Das Garn kommt in der typischen KFO-Ästhetik: zurückhaltende Farben, keine Überraschungen. Durch den matten Bourette-Charakter wirken die Farben etwas tiefer und natürlicher als bei industriellen Hochglanzgarnen. Ein Camel-Ton in Pure Silk sieht anders aus als in Merino – wärmer, erdiger, reicher.
Lauflänge und Nadelstärke: Da reines Seidengarn keine natürliche Elastizität hat, empfiehlt sich eine etwas engere Maschenprobe als bei Wolle. Auf 2,5–3mm entstehen Stücke mit guter Struktur.
Was kann man mit KFO Pure Silk stricken?
Tücher und Stolas: Das Hauptanwendungsfeld. Ein Tuch aus Pure Silk fällt anders als ein Wolltuch – weicher, fließender, mit mehr Bewegung. Bei Körperwärme nimmt es diese an und fühlt sich angenehm an. Für festliche Anlässe, Sommerveranstaltungen, oder als schlichtes Alltagsstück für Menschen, die Seide lieben.
Schals für warme Tage: Seide ist von Natur aus kühlend – sie nimmt Körperwärme auf und gibt sie langsam wieder ab. Ein leichter Seidenschal ist im Sommer angenehmer als Wolle.
Accessories und Details: Bordüren, Kragen, Manchetten an Wollpullovern. Der Glanzunterschied zwischen Wolle und Pure Silk setzt gezielte Akzente.
Kombinationsprojekte: Pure Silk als Begleiter zu Merino oder Alpaka – die Seide gibt dem Mischstück Drape und Glanz, die Wolle gibt Wärme und Struktur.
Nicht geeignet: Socken (keine Elastizität, kein Nylon-Anteil), schwere strukturierte Pullover mit viel Eigengewicht (Seidenstücke können sich längen).
Pflege von KFO Pure Silk
Seide ist empfindlich. Die wichtigsten Punkte:
Temperatur: Handwäsche bei maximal 30°C, lauwarm. Heißes Wasser zerstört die Eiweißstruktur der Seide irreversibel.

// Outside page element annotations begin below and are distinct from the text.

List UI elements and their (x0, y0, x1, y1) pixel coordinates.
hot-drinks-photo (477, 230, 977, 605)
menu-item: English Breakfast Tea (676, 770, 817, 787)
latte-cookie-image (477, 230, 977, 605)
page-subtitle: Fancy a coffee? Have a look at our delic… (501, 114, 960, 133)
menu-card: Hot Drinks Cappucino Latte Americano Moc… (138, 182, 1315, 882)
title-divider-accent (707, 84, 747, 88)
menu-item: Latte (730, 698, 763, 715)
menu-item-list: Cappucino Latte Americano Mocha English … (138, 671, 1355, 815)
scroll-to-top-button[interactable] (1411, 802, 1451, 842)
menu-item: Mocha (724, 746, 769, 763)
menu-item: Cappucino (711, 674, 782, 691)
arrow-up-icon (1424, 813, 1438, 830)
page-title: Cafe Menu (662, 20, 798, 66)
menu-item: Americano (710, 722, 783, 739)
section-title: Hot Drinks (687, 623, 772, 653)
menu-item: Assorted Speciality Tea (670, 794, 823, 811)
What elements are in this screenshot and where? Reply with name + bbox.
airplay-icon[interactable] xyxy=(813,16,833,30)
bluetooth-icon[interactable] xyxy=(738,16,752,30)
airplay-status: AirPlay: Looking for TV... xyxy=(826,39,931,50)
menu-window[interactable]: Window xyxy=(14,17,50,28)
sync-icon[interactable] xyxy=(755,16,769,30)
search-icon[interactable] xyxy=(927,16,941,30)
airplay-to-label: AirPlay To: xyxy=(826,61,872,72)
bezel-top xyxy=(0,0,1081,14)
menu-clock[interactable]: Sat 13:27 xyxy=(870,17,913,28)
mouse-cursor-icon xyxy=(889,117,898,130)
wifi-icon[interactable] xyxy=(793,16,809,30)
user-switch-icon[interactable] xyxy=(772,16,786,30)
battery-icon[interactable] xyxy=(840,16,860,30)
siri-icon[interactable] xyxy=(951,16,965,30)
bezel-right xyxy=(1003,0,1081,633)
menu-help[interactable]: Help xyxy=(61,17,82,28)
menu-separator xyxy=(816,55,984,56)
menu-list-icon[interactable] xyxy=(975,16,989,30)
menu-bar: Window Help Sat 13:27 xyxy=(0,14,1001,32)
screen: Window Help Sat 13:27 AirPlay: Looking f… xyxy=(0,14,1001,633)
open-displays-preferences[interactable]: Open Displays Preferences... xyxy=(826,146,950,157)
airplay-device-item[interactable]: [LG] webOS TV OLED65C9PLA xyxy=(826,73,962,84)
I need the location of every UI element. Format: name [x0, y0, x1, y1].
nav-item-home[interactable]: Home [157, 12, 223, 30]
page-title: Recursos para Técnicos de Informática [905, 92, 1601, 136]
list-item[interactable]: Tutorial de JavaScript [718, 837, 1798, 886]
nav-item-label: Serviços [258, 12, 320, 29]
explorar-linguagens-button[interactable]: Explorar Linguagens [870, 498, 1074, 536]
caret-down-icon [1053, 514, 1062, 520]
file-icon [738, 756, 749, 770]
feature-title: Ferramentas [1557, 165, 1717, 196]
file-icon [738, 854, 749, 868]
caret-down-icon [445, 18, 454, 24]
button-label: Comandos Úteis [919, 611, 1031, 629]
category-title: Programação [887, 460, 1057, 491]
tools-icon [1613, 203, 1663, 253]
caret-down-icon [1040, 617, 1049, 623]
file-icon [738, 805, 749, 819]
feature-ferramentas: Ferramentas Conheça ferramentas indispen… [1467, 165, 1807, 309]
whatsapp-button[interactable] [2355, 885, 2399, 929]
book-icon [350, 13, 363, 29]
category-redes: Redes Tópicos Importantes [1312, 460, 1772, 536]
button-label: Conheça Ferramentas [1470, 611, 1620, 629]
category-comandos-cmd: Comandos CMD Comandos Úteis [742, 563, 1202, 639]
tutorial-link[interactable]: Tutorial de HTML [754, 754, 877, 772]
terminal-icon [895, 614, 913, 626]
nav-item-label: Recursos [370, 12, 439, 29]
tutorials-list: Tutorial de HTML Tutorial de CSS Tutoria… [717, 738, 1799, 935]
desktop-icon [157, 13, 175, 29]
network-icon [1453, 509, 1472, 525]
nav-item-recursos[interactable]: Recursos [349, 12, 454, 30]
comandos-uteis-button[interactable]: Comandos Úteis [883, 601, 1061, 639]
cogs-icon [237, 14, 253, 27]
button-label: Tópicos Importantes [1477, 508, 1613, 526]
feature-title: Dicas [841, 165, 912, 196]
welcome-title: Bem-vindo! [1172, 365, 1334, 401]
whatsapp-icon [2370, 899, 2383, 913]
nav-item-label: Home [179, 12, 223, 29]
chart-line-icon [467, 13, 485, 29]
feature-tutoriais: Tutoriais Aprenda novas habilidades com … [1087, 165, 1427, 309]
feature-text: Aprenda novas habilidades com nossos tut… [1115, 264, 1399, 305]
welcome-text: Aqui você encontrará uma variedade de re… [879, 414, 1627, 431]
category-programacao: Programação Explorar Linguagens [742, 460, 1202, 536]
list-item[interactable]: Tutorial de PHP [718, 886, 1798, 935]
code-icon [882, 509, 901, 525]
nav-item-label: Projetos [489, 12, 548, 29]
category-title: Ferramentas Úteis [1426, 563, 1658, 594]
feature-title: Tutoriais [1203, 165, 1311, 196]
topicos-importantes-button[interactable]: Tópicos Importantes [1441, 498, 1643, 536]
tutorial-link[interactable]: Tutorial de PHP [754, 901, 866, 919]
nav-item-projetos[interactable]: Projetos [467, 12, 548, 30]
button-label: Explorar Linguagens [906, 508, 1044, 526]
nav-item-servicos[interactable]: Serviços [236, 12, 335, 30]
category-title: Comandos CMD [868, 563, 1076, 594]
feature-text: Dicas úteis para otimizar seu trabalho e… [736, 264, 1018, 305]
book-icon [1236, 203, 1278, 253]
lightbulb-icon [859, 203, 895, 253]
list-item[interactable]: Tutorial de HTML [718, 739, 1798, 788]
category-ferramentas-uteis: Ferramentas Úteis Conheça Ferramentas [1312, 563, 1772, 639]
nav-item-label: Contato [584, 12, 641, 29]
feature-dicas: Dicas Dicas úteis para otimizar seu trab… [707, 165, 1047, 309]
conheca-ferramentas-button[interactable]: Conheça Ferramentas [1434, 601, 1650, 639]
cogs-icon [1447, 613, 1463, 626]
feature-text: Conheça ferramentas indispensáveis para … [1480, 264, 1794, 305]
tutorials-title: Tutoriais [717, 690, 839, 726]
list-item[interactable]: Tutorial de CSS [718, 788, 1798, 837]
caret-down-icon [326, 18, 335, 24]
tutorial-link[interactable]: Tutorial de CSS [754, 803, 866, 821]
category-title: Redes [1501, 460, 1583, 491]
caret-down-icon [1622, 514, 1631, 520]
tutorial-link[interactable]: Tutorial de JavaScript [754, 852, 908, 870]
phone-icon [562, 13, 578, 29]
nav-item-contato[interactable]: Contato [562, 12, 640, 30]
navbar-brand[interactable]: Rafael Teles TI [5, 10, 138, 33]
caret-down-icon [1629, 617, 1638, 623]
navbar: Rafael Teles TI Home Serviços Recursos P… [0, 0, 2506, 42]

Waschmittel: Nur mildes Wollwaschmittel oder Shampoo. Kein normales Vollwaschmittel, keine Enzymreiniger.
Trocknen: Flach auf einem Handtuch. Nie in die Sonne – UV-Strahlung lässt Seide langfristig verblassen und an Festigkeit verlieren. Nie in den Trockner.
Bügeln: Wenn überhaupt auf niedrigster Stufe (Seidenprogramm), niemals direkt auf den Stoff.
Bourette-Seide vs. Filamentseide vs. Seide als Mischgarn: Ein Überblick
Filamentseide: Hochglanz, glatt, teuer, weniger häufig in Strickgarnen. Eher in gewebten Textilien.
Bourette-Seide (KFO Pure Silk): Matt-schimmernd, texturiert, ressourceneffizienter, mit eigenem Charakter. Das Ehrlichere der beiden.
Seide als Mischgarn (z.B. Manos del Uruguay Fino, 30% Seide | Fyberspates Cumulus, 20% Seide): Die häufigste Variante im Stricken. Seide als Ergänzung zu Merino oder Alpaka – bringt Glanz und Drape, die Wolle bringt Wärme und Struktur. Für die meisten Projekte die praktischste Variante.
Alle drei haben ihre Berechtigung. Wer Seide verstehen will, fängt mit Bourette-Seide an – sie zeigt, was die Faser wirklich kann, ohne dass andere Fasern den Eindruck trüben.